The album will be the 'lost' album written by the fictional band Dream Widow, who are central to the plot of the new Foo Fighters' film Studio 666. One Dream Widow song, March Of The Insane, was released earlier this week.
In the film, Grohl discovers an unreleased tape by the band during sessions for the Foo Fighters' tenth album, which they are recording in a haunted mansion in Encino, California. At which point all Hell is unleashed.
Filling in Howard Stern on the Dream Widow backstory, Grohl says "The singer went crazy and murdered his whole band because of creative differences… We come in 25 years later to record, having no idea what happened 25 years ago, and I start becoming possessed by the spirit of the guy from 25 years ago and the spirit of the house.

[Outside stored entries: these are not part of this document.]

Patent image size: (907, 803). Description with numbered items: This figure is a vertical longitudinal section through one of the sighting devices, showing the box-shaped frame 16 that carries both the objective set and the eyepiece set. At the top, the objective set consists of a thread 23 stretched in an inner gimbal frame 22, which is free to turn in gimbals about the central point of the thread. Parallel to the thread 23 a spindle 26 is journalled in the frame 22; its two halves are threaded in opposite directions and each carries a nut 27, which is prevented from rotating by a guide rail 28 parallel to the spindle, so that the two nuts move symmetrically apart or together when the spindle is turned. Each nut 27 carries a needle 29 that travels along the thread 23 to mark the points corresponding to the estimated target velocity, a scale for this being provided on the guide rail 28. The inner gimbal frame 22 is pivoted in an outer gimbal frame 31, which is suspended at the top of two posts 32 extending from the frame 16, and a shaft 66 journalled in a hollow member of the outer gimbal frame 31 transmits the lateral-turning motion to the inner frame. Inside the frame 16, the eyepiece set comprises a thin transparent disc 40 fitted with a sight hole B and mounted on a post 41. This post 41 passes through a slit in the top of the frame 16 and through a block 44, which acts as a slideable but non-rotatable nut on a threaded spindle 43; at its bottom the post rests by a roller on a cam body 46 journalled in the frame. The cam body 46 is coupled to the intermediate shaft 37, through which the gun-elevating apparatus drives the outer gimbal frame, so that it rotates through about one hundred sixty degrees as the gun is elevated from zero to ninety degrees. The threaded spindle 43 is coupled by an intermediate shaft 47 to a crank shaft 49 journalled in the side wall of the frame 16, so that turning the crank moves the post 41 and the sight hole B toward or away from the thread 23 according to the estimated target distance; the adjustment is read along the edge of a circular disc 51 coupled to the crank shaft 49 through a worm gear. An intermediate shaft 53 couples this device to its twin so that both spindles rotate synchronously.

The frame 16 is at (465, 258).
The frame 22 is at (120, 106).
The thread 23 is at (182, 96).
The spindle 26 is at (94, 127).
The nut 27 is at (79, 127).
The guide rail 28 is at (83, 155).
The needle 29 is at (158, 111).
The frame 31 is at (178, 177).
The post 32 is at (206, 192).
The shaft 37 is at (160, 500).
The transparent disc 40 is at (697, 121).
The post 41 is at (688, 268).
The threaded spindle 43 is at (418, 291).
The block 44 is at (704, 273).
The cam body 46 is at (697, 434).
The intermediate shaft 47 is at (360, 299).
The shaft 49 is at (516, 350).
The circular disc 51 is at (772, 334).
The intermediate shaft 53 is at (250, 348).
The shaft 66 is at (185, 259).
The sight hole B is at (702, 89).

But this song, March Of The Insane, this is their lost record. This is the record they were making before their singer murdered [them]."
According to the Foo Fighters frontman, the Dream Widow album draws upon some of the metal influences he grew up with, including Kyuss, Trouble and Corrosion Of Conformity.
“I have my favourites," he says. "You’ll hear a lot of those influences in Lacrimus dei Ebrius [a 13-minute song in the film] because for that song, I put maybe four or five of these sections together in this big, long thing. Some of it sounds like Trouble; some of it sounds like Corrosion of Conformity; some of it has a Kyuss vibe.”
Studio 666 will be released in cinemas across the UK and Ireland on February 25, via Sony Pictures.
Speaking about the "big, loud, bloody horror" film last year, Dave Grohl told MOJO, "There's no other band stupid enough to do this. It's absolutely insane."
“We’re so fucking excited to bring it to you guys for a full-on theatrical release. This thing was meant for the big screen. We hope you have as much fun watching it as we did making it.”